The Senate Finance Committee released three “policy options” papers, and accepted public comment very briefly. The details, filling more than 150 pages single-spaced, were not conjured up de novo, but owe much to the briefing books of the Clinton Task Force on Health Care Reform.
We’ve seen the no administrative or judicial review feature before. It also fits in well with the concept of a federal health board, modeled on the Federal Reserve, promoted by Tom Daschle and others. This would apply to such critical items as the definition of “quality” and the method for calculating “value-based payments.”
The Health Fed’s “guidelines” would be backed up by enhanced fines—$10,000 per instance of “medically improper or unnecessary care” (AAPS News, June 2009, p 2).
The second paper outlines insurance reforms, including the establishment of Exchanges. One of their functions would be to decertify and remove health benefit plans that didn’t satisfy their criteria. Minimum benefits would be set, and would include mental health and substance abuse services. There would be no lifetime limits on coverage or annual limits on benefits, and no (or only nominal) cost sharing for “preventive” benefits.
The “public health insurance option” would, like Medicare, be administered by private carriers. Under approach #1, a “Medicare-like plan,” Medicare providers would be required to participate and would be paid Medicare rates plus 0-10%.
The “shared responsibility” section discusses the “personal responsibility coverage requirement” (individual mandate). Insurers as well as individuals would be required to report months of qualified health coverage to the Internal Revenue Service. The penalty would be a phased-in excise tax up to 75% of premiums, with exemptions for undocumented aliens, individuals whose lowest-cost option exceeded 10% of income, and some others.
A proposed “pay or play” employer requirement would include an excise tax based on gross receipts.
Because of evidence showing that the elderly are very price sensitive, and that a $10 copayment increase led to a 20% decrease in physician office visits, the plan would eliminate Medicare copayments for certain certified preventive services (and thus increase demand and expenditures).
The plan to reduce “health disparities” would standardize collection of data on ethnicity and primary language, and require more data on treatment of the disabled. Standards for culturally and linguistically appropriate health care services (CLAS) would be extended to private insurers in the Health Insurance Exchange.
Savings and revenue options are discussed in the third policy paper. Certain sectors (such as imaging and home health services) and geographic areas in which spending per beneficiary is above a certain threshold, are targeted for payment cuts. Assets such as automobiles and cash savings would be considered as well as income in determining beneficiary cost sharing or subsidy.
A very lucrative target for funding is the “tax expenditure” (exclusion from tax) of employer-provided benefits. The deductibility of medical expenses exceeding 7.5% of adjusted gross income, health savings accounts, flexible spending arrangements, and health reimbursement arrangements are also being scrutinized. Additional excise taxes, as on sugar-sweetened drinks, are being proposed.

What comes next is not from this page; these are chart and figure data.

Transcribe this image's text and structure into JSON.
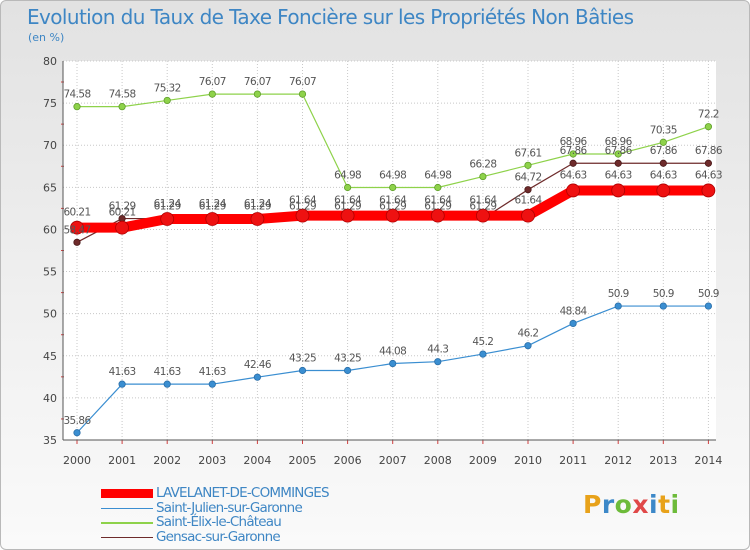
{
  "chart_data": {
    "type": "line",
    "title": "Evolution du Taux de Taxe Foncière sur les Propriétés Non Bâties",
    "ylabel": "(en %)",
    "xlabel": "",
    "ylim": [
      35,
      80
    ],
    "yticks": [
      "35",
      "40",
      "45",
      "50",
      "55",
      "60",
      "65",
      "70",
      "75",
      "80"
    ],
    "categories": [
      "2000",
      "2001",
      "2002",
      "2003",
      "2004",
      "2005",
      "2006",
      "2007",
      "2008",
      "2009",
      "2010",
      "2011",
      "2012",
      "2013",
      "2014"
    ],
    "series": [
      {
        "name": "LAVELANET-DE-COMMINGES",
        "color": "#ff0000",
        "values": [
          60.21,
          60.21,
          61.24,
          61.24,
          61.24,
          61.64,
          61.64,
          61.64,
          61.64,
          61.64,
          61.64,
          64.63,
          64.63,
          64.63,
          64.63
        ],
        "labels": [
          "60.21",
          "60.21",
          "61.24",
          "61.24",
          "61.24",
          "61.64",
          "61.64",
          "61.64",
          "61.64",
          "61.64",
          "61.64",
          "64.63",
          "64.63",
          "64.63",
          "64.63"
        ]
      },
      {
        "name": "Saint-Julien-sur-Garonne",
        "color": "#3a8ed1",
        "values": [
          35.86,
          41.63,
          41.63,
          41.63,
          42.46,
          43.25,
          43.25,
          44.08,
          44.3,
          45.2,
          46.2,
          48.84,
          50.9,
          50.9,
          50.9
        ],
        "labels": [
          "35.86",
          "41.63",
          "41.63",
          "41.63",
          "42.46",
          "43.25",
          "43.25",
          "44.08",
          "44.3",
          "45.2",
          "46.2",
          "48.84",
          "50.9",
          "50.9",
          "50.9"
        ]
      },
      {
        "name": "Saint-Élix-le-Château",
        "color": "#8ed24a",
        "values": [
          74.58,
          74.58,
          75.32,
          76.07,
          76.07,
          76.07,
          64.98,
          64.98,
          64.98,
          66.28,
          67.61,
          68.96,
          68.96,
          70.35,
          72.2
        ],
        "labels": [
          "74.58",
          "74.58",
          "75.32",
          "76.07",
          "76.07",
          "76.07",
          "64.98",
          "64.98",
          "64.98",
          "66.28",
          "67.61",
          "68.96",
          "68.96",
          "70.35",
          "72.2"
        ]
      },
      {
        "name": "Gensac-sur-Garonne",
        "color": "#6e2b2b",
        "values": [
          58.47,
          61.29,
          61.29,
          61.29,
          61.29,
          61.29,
          61.29,
          61.29,
          61.29,
          61.29,
          64.72,
          67.86,
          67.86,
          67.86,
          67.86
        ],
        "labels": [
          "58.47",
          "61.29",
          "61.29",
          "61.29",
          "61.29",
          "61.29",
          "61.29",
          "61.29",
          "61.29",
          "61.29",
          "64.72",
          "67.86",
          "67.86",
          "67.86",
          "67.86"
        ]
      }
    ],
    "legend": "bottom-left"
  },
  "logo": {
    "letters": [
      "P",
      "r",
      "o",
      "x",
      "i",
      "t",
      "i"
    ],
    "colors": [
      "#e8a21a",
      "#3c88c8",
      "#6dbb3a",
      "#e04848",
      "#3c88c8",
      "#e8a21a",
      "#6dbb3a"
    ]
  }
}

The short summary is: more taxes, more mandates, more controls, more penalties.
A Republican alternative, the Patient’s Choice Act, is proposed by Sen. Tom Coburn, M.D. (R-OK), Sen. Richard Burr (R-NC), Rep. Paul Ryan (R-WI), and Rep. Devin Nunes (R-CA).

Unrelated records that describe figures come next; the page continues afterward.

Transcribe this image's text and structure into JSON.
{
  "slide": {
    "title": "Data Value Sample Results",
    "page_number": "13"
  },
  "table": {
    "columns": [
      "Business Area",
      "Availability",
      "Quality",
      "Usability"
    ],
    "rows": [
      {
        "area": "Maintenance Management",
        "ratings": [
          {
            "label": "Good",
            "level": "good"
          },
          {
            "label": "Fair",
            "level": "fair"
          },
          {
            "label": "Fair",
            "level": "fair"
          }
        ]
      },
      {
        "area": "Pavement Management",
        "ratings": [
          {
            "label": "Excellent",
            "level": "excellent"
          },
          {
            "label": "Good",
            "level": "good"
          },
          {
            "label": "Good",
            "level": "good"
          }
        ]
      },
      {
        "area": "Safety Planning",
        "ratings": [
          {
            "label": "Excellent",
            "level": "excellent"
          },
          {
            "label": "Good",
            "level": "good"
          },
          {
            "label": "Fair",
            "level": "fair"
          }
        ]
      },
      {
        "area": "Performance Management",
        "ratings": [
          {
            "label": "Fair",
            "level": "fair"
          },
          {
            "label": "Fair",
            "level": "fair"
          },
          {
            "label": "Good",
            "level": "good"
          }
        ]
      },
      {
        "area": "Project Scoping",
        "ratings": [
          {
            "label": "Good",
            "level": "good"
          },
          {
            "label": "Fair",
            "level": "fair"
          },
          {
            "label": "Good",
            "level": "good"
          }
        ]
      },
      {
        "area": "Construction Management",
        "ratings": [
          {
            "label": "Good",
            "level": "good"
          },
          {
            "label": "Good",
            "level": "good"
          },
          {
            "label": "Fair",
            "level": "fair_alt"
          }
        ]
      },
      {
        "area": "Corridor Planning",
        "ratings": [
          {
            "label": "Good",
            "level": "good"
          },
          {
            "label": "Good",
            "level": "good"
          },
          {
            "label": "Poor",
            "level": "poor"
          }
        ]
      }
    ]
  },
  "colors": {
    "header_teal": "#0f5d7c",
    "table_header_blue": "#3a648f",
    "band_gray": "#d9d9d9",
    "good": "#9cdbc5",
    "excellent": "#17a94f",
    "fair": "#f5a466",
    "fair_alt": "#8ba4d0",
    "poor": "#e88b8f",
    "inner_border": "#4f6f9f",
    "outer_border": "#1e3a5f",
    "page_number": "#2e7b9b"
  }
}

The bill would provide a refundable, advanceable tax credit to apply to the purchase of health insurance. It is not a net overall tax increase or decrease; it just redistributes the tax break (as to people who don’t pay income or payroll taxes) and puts an upper limit on it. John Goodman writes that the bill would cut the number of uninsured in half while remaining revenue neutral; in contrast, the Obama plan would require an increase of $1.5 trillion in spending over 15 years for the same reduction in the uninsured. www.john-goodman-blog.com/the-republican-health-plan.
Congressman Ryan has posted frequently asked questions.

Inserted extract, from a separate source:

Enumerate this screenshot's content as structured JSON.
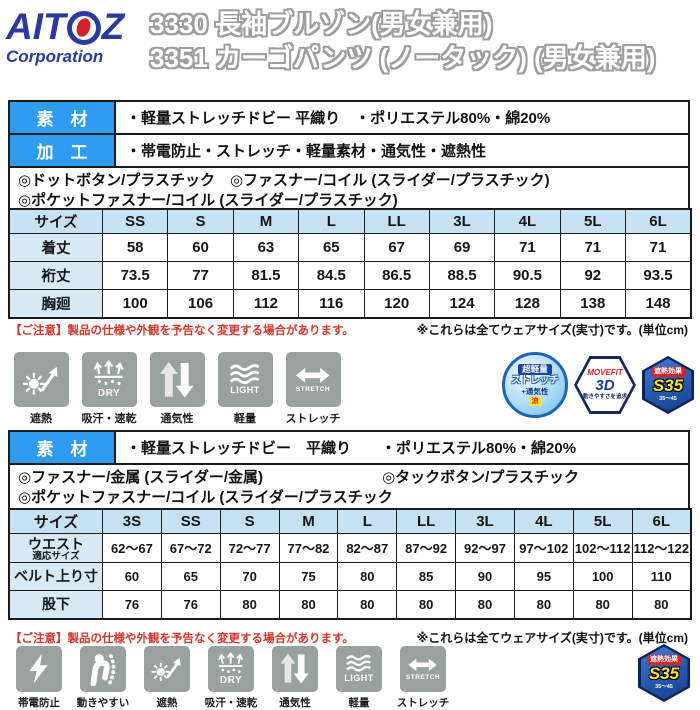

Under the Coburn plan, insurance Exchanges would be voluntary—but would require guaranteed issue. Purchase of insurance across state lines would be permitted—through interstate compacts and interstate pooling arrangements. Transparency is promised for both price and quality information, through a public-private partnership—a new bureaucracy called the Healthcare Services Commission.
Viewing the short and long summaries prepared by Sen. Coburn’s office, the intention is to put “health care decisions in the hands of patients.” As to why American medicine fails so many patients, Coburn says, “The answer begins and ends with government intervention.”
The plan does not have a “public plan” or individual or employer mandates. Unfortunately, it does laud the Massachusetts plan, and it includes a number of government interventions, including subsidies, “prioritizing,” defining metrics and benefits, and “realigning incentives.”